Piercing the Vikings’ defense like a knife through foie gras, the Saints’ offense seemed to have started exactly where it had left off, taking but five plays and less than two minutes to score a touchdown on the game’s opening salvo, a brilliant 29-yard pass by Brees to Devery Henderson. The Vikings were on their heels again, and Saints fans, already in full crunk, burst into celebration. It seemed as though the party would never end. However, the Vikings are a team that, until last January, have held nearly all the cards against the Saints, winning 20 of 27 of the franchises’ games together, a pretty dominating figure. And yet, acting like a bully who had gotten his lunch money stolen and then run to the principal to whine, the Vikings’ head coach, Brad Childress, made snide remarks and insinuations that the Saints had somehow cheated the system by winning last year’s championship game, suggesting that were it not for the turnovers, (allegedly) poor officiating, faulty decision-making by 19-year vet Brett Favre, they “should have been, would have been, could have been” the champions. It was the refrain of losers, one that Jim Mora had derided all those years ago and recognized well in New Orleans for what it was. In the course of the Vikings game, it became apparent that this first game of 2010 would not be like the last game against the Vikings. The Vikings managed to do what had seemed impossible—they silenced the Saints home crowd with a blend of rushing, conservative offense, ball control and smart defense that slowly strangled the Saints’ offense. The game turned from one of speedy strikes and defensive parries—the Saints’ style of play—to one of plodding and carefully managed lines of scrimmage—the Vikings’ style of play.

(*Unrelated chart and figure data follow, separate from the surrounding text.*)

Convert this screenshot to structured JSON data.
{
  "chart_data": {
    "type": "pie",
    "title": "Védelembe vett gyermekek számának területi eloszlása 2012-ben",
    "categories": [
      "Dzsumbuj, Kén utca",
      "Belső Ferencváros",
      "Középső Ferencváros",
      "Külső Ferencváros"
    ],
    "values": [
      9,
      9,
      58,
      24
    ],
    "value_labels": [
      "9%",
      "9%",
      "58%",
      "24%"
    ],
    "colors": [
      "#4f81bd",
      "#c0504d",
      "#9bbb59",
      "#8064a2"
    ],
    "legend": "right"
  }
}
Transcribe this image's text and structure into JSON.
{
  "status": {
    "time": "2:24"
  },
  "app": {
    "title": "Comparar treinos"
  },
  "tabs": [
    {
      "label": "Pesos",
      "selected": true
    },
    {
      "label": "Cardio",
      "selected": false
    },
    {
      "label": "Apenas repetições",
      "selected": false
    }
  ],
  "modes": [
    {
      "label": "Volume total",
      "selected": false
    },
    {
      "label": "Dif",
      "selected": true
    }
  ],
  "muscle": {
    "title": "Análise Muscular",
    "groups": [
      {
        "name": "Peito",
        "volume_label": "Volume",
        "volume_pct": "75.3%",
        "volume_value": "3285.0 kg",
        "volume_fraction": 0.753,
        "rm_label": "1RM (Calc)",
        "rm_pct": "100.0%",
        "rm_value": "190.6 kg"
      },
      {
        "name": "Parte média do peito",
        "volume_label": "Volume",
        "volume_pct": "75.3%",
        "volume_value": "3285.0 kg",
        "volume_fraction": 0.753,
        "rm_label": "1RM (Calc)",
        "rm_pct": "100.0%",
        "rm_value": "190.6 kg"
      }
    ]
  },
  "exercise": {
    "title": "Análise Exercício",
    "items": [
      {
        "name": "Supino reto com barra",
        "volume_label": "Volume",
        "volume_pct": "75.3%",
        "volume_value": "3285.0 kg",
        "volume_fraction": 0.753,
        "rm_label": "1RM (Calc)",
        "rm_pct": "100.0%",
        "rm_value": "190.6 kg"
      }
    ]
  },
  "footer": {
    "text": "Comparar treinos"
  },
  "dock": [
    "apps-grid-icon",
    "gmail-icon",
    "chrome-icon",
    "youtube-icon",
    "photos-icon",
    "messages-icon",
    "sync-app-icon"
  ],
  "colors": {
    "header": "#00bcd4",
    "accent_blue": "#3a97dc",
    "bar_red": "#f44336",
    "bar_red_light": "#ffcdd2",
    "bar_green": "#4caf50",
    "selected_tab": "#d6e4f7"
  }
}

To compound problems, a very bad trend seemed to be developing: Sean Payton had reverted back to his old ways and was throwing on nearly every down. The Saints could not hold the ball and could not score; no matter how perfectly Brees hummed the ball, they could not score and they could not run the ball. The crowd became eerily quiet, perhaps finally crunked out from all that hoisting of the Lombardi Trophy above their shoulders. And then a funny thing happened. Like watching a kung fu master unravel his strategy, it became apparent what the Saints were doing. Payton and defensive guru Gregg Williams were using their opponent’s strengths against them. In the end, balance was restored. The Saints’ rushing game was reinvigorated, and the Saints’ won playing the Vikings’ game, surely ending all doubt in the Vikings’ minds as to who was better. Their grand master of passing, Brett Favre, could only stare at the green swaths of gridiron the Saints had left him, unable to complete the necessary passes, unable to consume its inviting terrain.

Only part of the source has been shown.